Rab36 stimulates Mlph-GTBM/RILPL2–mediated activation of Myo5a ATPase activity by enhancing RILPL2's interaction with Myo5a. A, Rab36 interacts with RILPL2 in a GTP-dependent manner. GST or GST-RILPL2 (20 μm, 20 μl) was bound onto 10 μl of GSH-Sepharose and then incubated with 200 μl of 2 μm His-Rab36 preloaded with GTPγS or GDP. The GSH-Sepharose–bound proteins were eluted by GSH and then analyzed by SDS-PAGE and visualized with CBB staining.

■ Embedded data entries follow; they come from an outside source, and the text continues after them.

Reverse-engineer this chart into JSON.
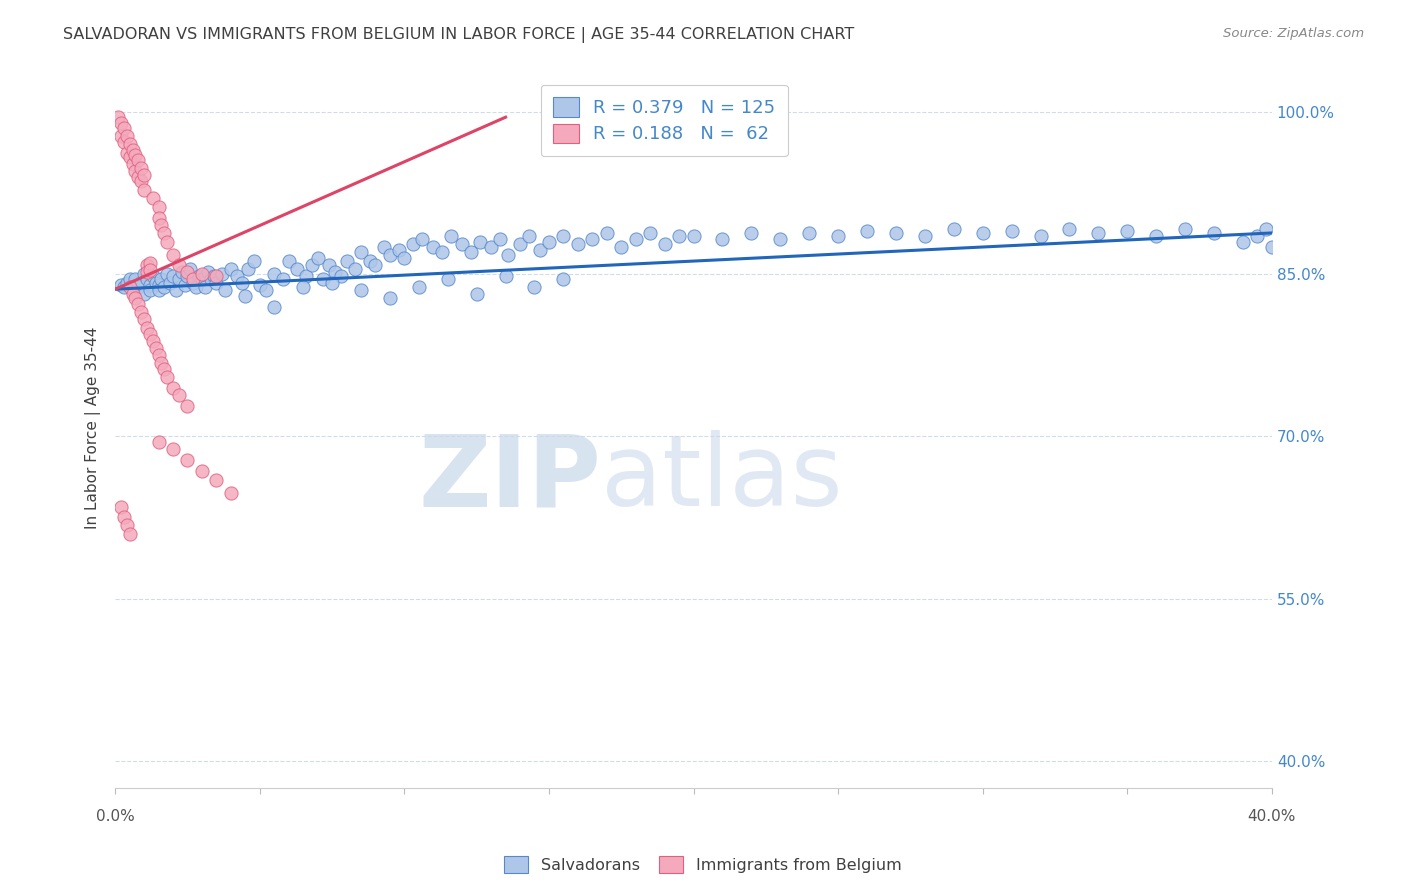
{
  "title": "SALVADORAN VS IMMIGRANTS FROM BELGIUM IN LABOR FORCE | AGE 35-44 CORRELATION CHART",
  "source": "Source: ZipAtlas.com",
  "ylabel": "In Labor Force | Age 35-44",
  "ytick_labels": [
    "100.0%",
    "85.0%",
    "70.0%",
    "55.0%",
    "40.0%"
  ],
  "ytick_values": [
    1.0,
    0.85,
    0.7,
    0.55,
    0.4
  ],
  "xmin": 0.0,
  "xmax": 0.4,
  "ymin": 0.375,
  "ymax": 1.04,
  "blue_color": "#aec6e8",
  "pink_color": "#f4aabc",
  "blue_edge_color": "#5588cc",
  "pink_edge_color": "#e06080",
  "blue_line_color": "#2266bb",
  "pink_line_color": "#dd4466",
  "title_color": "#404040",
  "source_color": "#888888",
  "axis_label_color": "#404040",
  "right_tick_color": "#4488cc",
  "grid_color": "#d0dce8",
  "watermark_zip_color": "#c8d8ea",
  "watermark_atlas_color": "#c8d8ea",
  "blue_trend_x": [
    0.0,
    0.4
  ],
  "blue_trend_y": [
    0.836,
    0.888
  ],
  "pink_trend_x": [
    0.0,
    0.135
  ],
  "pink_trend_y": [
    0.836,
    0.995
  ],
  "blue_scatter_x": [
    0.002,
    0.003,
    0.004,
    0.005,
    0.006,
    0.007,
    0.008,
    0.009,
    0.01,
    0.01,
    0.011,
    0.012,
    0.012,
    0.013,
    0.014,
    0.015,
    0.015,
    0.016,
    0.017,
    0.018,
    0.019,
    0.02,
    0.021,
    0.022,
    0.023,
    0.024,
    0.025,
    0.026,
    0.027,
    0.028,
    0.029,
    0.03,
    0.031,
    0.032,
    0.033,
    0.034,
    0.035,
    0.037,
    0.038,
    0.04,
    0.042,
    0.044,
    0.046,
    0.048,
    0.05,
    0.052,
    0.055,
    0.058,
    0.06,
    0.063,
    0.066,
    0.068,
    0.07,
    0.072,
    0.074,
    0.076,
    0.078,
    0.08,
    0.083,
    0.085,
    0.088,
    0.09,
    0.093,
    0.095,
    0.098,
    0.1,
    0.103,
    0.106,
    0.11,
    0.113,
    0.116,
    0.12,
    0.123,
    0.126,
    0.13,
    0.133,
    0.136,
    0.14,
    0.143,
    0.147,
    0.15,
    0.155,
    0.16,
    0.165,
    0.17,
    0.175,
    0.18,
    0.185,
    0.19,
    0.195,
    0.2,
    0.21,
    0.22,
    0.23,
    0.24,
    0.25,
    0.26,
    0.27,
    0.28,
    0.29,
    0.3,
    0.31,
    0.32,
    0.33,
    0.34,
    0.35,
    0.36,
    0.37,
    0.38,
    0.39,
    0.395,
    0.398,
    0.4,
    0.045,
    0.055,
    0.065,
    0.075,
    0.085,
    0.095,
    0.105,
    0.115,
    0.125,
    0.135,
    0.145,
    0.155
  ],
  "blue_scatter_y": [
    0.84,
    0.838,
    0.842,
    0.845,
    0.835,
    0.845,
    0.838,
    0.842,
    0.85,
    0.832,
    0.845,
    0.84,
    0.835,
    0.848,
    0.842,
    0.84,
    0.835,
    0.845,
    0.838,
    0.85,
    0.842,
    0.848,
    0.835,
    0.845,
    0.852,
    0.84,
    0.848,
    0.855,
    0.842,
    0.838,
    0.848,
    0.845,
    0.838,
    0.852,
    0.845,
    0.848,
    0.842,
    0.85,
    0.835,
    0.855,
    0.848,
    0.842,
    0.855,
    0.862,
    0.84,
    0.835,
    0.85,
    0.845,
    0.862,
    0.855,
    0.848,
    0.858,
    0.865,
    0.845,
    0.858,
    0.852,
    0.848,
    0.862,
    0.855,
    0.87,
    0.862,
    0.858,
    0.875,
    0.868,
    0.872,
    0.865,
    0.878,
    0.882,
    0.875,
    0.87,
    0.885,
    0.878,
    0.87,
    0.88,
    0.875,
    0.882,
    0.868,
    0.878,
    0.885,
    0.872,
    0.88,
    0.885,
    0.878,
    0.882,
    0.888,
    0.875,
    0.882,
    0.888,
    0.878,
    0.885,
    0.885,
    0.882,
    0.888,
    0.882,
    0.888,
    0.885,
    0.89,
    0.888,
    0.885,
    0.892,
    0.888,
    0.89,
    0.885,
    0.892,
    0.888,
    0.89,
    0.885,
    0.892,
    0.888,
    0.88,
    0.885,
    0.892,
    0.875,
    0.83,
    0.82,
    0.838,
    0.842,
    0.835,
    0.828,
    0.838,
    0.845,
    0.832,
    0.848,
    0.838,
    0.845
  ],
  "pink_scatter_x": [
    0.001,
    0.002,
    0.002,
    0.003,
    0.003,
    0.004,
    0.004,
    0.005,
    0.005,
    0.006,
    0.006,
    0.007,
    0.007,
    0.008,
    0.008,
    0.009,
    0.009,
    0.01,
    0.01,
    0.011,
    0.011,
    0.012,
    0.012,
    0.013,
    0.015,
    0.015,
    0.016,
    0.017,
    0.018,
    0.02,
    0.022,
    0.025,
    0.027,
    0.03,
    0.035,
    0.005,
    0.006,
    0.007,
    0.008,
    0.009,
    0.01,
    0.011,
    0.012,
    0.013,
    0.014,
    0.015,
    0.016,
    0.017,
    0.018,
    0.02,
    0.022,
    0.025,
    0.002,
    0.003,
    0.004,
    0.005,
    0.015,
    0.02,
    0.025,
    0.03,
    0.035,
    0.04
  ],
  "pink_scatter_y": [
    0.995,
    0.99,
    0.978,
    0.985,
    0.972,
    0.978,
    0.962,
    0.97,
    0.958,
    0.965,
    0.952,
    0.96,
    0.945,
    0.955,
    0.94,
    0.948,
    0.936,
    0.942,
    0.928,
    0.858,
    0.852,
    0.86,
    0.854,
    0.92,
    0.912,
    0.902,
    0.895,
    0.888,
    0.88,
    0.868,
    0.858,
    0.852,
    0.845,
    0.85,
    0.848,
    0.838,
    0.832,
    0.828,
    0.822,
    0.815,
    0.808,
    0.8,
    0.795,
    0.788,
    0.782,
    0.775,
    0.768,
    0.762,
    0.755,
    0.745,
    0.738,
    0.728,
    0.635,
    0.625,
    0.618,
    0.61,
    0.695,
    0.688,
    0.678,
    0.668,
    0.66,
    0.648
  ]
}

B, the effects of Rab36 on Mlph-GTBM/RILPL2–mediated activation of Myo5a ATPase activity. The ATPase activity of Myo5a was measured under EGTA conditions as described in Fig. 1A, except that 5 μm His-RILPL2-RH1, 5 μm Mlph-GTBM, 5 μm His-RILPL2, and/or 20 μm Rab36-GTPγS were added. C, Rab36 enhances RILPL2's interaction with Myo5a-GTD. GST-Myo5a-GTD (4 μm) was incubated with 10 μm His-RILPL2 and/or 10 μm His-RILPL2-RH1 and/or 15 μm His-Rab36-GTPγS and then pulled down using GSH-Sepharose. Left panel, the inputs and the pulldown samples were separated by SDS-PAGE and visualized with CBB staining. Right panel, the molar ratio of RILPL2 versus RILPL2-RH1 pulled down with GST-Myo5a-GTD in the presence of 0–15 μm His-Rab36-GTPγS. The amounts of RILPL2 and RILPL2-RH-1 pulled down were quantified using the National Institutes of Health ImageJ program. The molar ratio of RILPL2 versus RILPL2-RH1 was calculated based on their molecular masses. Data are means ± SDs of at least three independent assays.

Figure 6.

Proposed model for the regulation of Myo5a by RILPL2 and Mlph. A, the structures of the Myo5b-GTD homodimer and Myo5a-GTD/RILPL2-RH1/Mlph-GTBM ternary complex. Top, the structure of the Myo5b-GTD homodimer (PDB code 4J5M) formed by two symmetry-related molecules. Bottom, the structure of the Myo5a-GTD/RILPL2-RH1/Mlph-GTBM ternary complex (PDB code 4KP3). The Mlph-GTBM–binding site and the putative motor domain–binding site are indicated. Sub-1 and Sub-2 indicate subdomain 1 and 2 of Myo5a-GTD, respectively. B, a three-state model for the activation of Myo5a motor function by Rab36, RILPL2, and Mlph-GTBM. In the inhibited state, the two Myo5a-GTDs form a dimer and bind to the two heads of Myo5a, forming a triangular folded conformation. RILPL2 contains two domains, RH1 and RH2, which interact with Myo5a-GTD and the GTP-bound Rab36, respectively. In the absence of Rab36, RH2 prevents RH1 from binding to Myo5a-GTD. Binding of GTP-bound Rab36 to RH2 relieves RH2's inhibition on RH1. RH1 then binds to the GTD dimer of Myo5a in the inhibited state and induces the GTD to expose the Mlph-GTBM–binding site, forming the preactivated state. Finally, Mlph-GTBM binds to the Mlph-GTBM–binding site of Myo5a-GTD in the preactivated state and induces Myo5a to transform to the activated state in the extended conformation.